Esta es nuestra esperanza, la que no nos podrá ser robada, silenciada o contaminada. Toda la vida de servicio y amor que ustedes han entregado en este tiempo volverá a latir de nuevo. Basta con abrir una rendija para que la Unción que el Señor nos quiere regalar se expanda con una fuerza imparable y nos permita contemplar la realidad doliente con una mirada renovadora.

Y, como a las mujeres del Evangelio, también a nosotros se nos invita una y otra vez a volver sobre nuestros pasos y dejarnos transformar por este anuncio:

El Señor, con su novedad, puede siempre renovar nuestra vida y la de nuestra comunidad (Evangelii gaudium, 11). En esta tierra desolada, el Señor se empeña en regenerar la belleza y hacer renacer la esperanza:

“Mirad que realizo algo nuevo, ya está brotando, ¿no lo notan?” (Is 43,18b). Dios jamás abandona a su pueblo, está siempre junto a él, especialmente cuando el dolor se hace más presente.

Si algo hemos podido aprender en todo este tiempo, es que nadie se salva solo. Las fronteras caen, los muros se derrumban y todos los discursos integristas se disuelven ante una presencia casi imperceptible que manifiesta la fragilidad de la que estamos hechos.

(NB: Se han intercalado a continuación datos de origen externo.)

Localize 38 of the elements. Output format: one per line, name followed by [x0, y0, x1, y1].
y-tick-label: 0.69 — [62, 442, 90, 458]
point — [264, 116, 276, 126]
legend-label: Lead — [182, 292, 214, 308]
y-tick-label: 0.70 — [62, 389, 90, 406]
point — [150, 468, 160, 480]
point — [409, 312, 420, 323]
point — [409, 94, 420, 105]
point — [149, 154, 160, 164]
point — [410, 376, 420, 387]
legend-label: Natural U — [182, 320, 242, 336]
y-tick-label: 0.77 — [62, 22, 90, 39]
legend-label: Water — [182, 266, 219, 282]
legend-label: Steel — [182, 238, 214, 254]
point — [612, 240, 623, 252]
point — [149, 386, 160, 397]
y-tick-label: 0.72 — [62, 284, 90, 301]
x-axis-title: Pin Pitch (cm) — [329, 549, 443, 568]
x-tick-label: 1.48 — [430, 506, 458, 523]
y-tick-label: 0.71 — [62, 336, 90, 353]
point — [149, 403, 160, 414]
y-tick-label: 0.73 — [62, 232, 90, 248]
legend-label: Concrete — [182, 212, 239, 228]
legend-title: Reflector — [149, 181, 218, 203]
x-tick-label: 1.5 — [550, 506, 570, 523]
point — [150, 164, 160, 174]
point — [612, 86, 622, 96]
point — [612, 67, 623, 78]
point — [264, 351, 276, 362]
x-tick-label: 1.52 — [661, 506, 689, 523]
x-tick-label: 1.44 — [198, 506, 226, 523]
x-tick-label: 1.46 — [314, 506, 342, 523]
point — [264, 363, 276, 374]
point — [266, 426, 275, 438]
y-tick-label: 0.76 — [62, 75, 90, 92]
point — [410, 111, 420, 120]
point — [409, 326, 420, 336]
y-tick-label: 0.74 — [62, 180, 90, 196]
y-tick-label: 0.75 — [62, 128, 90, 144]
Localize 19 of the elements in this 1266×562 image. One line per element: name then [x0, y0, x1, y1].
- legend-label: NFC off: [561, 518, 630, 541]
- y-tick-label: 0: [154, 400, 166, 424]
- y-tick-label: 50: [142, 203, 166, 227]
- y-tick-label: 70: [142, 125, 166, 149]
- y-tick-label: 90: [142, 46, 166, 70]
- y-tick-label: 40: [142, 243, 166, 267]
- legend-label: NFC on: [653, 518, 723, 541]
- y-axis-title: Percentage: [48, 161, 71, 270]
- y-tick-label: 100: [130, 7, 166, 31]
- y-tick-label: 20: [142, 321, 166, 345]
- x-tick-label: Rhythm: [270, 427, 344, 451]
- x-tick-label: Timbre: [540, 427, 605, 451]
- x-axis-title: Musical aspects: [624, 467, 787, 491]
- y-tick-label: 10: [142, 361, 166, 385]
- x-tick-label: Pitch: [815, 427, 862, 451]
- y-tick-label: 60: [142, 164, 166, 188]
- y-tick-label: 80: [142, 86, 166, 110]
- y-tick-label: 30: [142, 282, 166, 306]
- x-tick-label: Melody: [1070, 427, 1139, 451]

La Pascua nos convoca e invita a hacer memoria de esa otra presencia discreta y respetuosa, generosa y reconciliadora capaz de no romper la caña quebrada ni apagar la mecha que arde débilmente (Is 42,2-3) para hacer latir la vida nueva que nos quiere regalar a todos.

Es el soplo del Espíritu que abre horizontes, despierta la creatividad y nos renueva en fraternidad para decir presente (o bien, aquí estoy) ante la enorme e impostergable tarea que nos espera.

Urge discernir y encontrar el pulso del Espíritu para impulsar junto a otros las dinámicas que puedan testimoniar y canalizar la vida nueva que el Señor quiere generar en este momento concreto de la historia.

Este es el tiempo favorable del Señor, que nos pide no conformarnos ni contentarnos y menos justificarnos con lógicas sustitutivas o paliativas que impiden asumir el impacto y las graves consecuencias de lo que estamos viviendo. Este es el tiempo propicio de animarnos a una nueva imaginación de lo posible con el realismo que sólo el Evangelio nos puede proporcionar.

El Espíritu, que no se deja encerrar ni instrumentalizar con esquemas, modalidades o estructuras fijas o caducas, nos propone sumarnos a su movimiento capaz de “hacer nuevas todas las cosas” (Ap 21,5).

En este tiempo nos hemos dado cuenta de la importancia de “unir a toda la familia humana en la búsqueda de un desarrollo sostenible e integral”.

No podemos permitirnos escribir la historia presente y futura de espaldas al sufrimiento de tantos. Es el Señor quien nos volverá a preguntar “¿dónde está tu hermano?” (Gn, 4, 9) y, en nuestra capacidad de respuesta, ojalá se revele el alma de nuestros pueblos, ese reservorio de esperanza, fe y caridad en la que fuimos engendrados y que, por tanto tiempo, hemos anestesiado o silenciado.

¿Seremos capaces de actuar responsablemente frente al hambre que padecen tantos, sabiendo que hay alimentos para todos? ¿Seguiremos mirando para otro lado con un silencio cómplice ante esas guerras alimentadas por deseos de dominio y de poder? ¿Estaremos dispuestos a cambiar los estilos de vida que sumergen a tantos en la pobreza, promoviendo y animándonos a llevar una vida más austera y humana que posibilite un reparto equitativo de los recursos?

La globalización de la indiferencia seguirá amenazando y tentando nuestro camina.

No tengamos miedo a vivir la alternativa de la civilización del amor, que es “una civilización de la esperanza contra la angustia, el miedo, la tristeza, el desaliento, la pasividad y el cansancio.

La civilización del amor se construye cotidianamente, ininterrumpidamente y supone el esfuerzo comprometido de todos.

En este tiempo de tribulación y luto, es mi deseo que, allí donde estés, puedas hacer la experiencia de Jesús, que sale a tu encuentro, te saluda y te dice:

“Alégrate” (Mt 28,9)

Que sea ese saludo el que nos movilice a convocar y amplificar la buena nueva del Reino de Dios.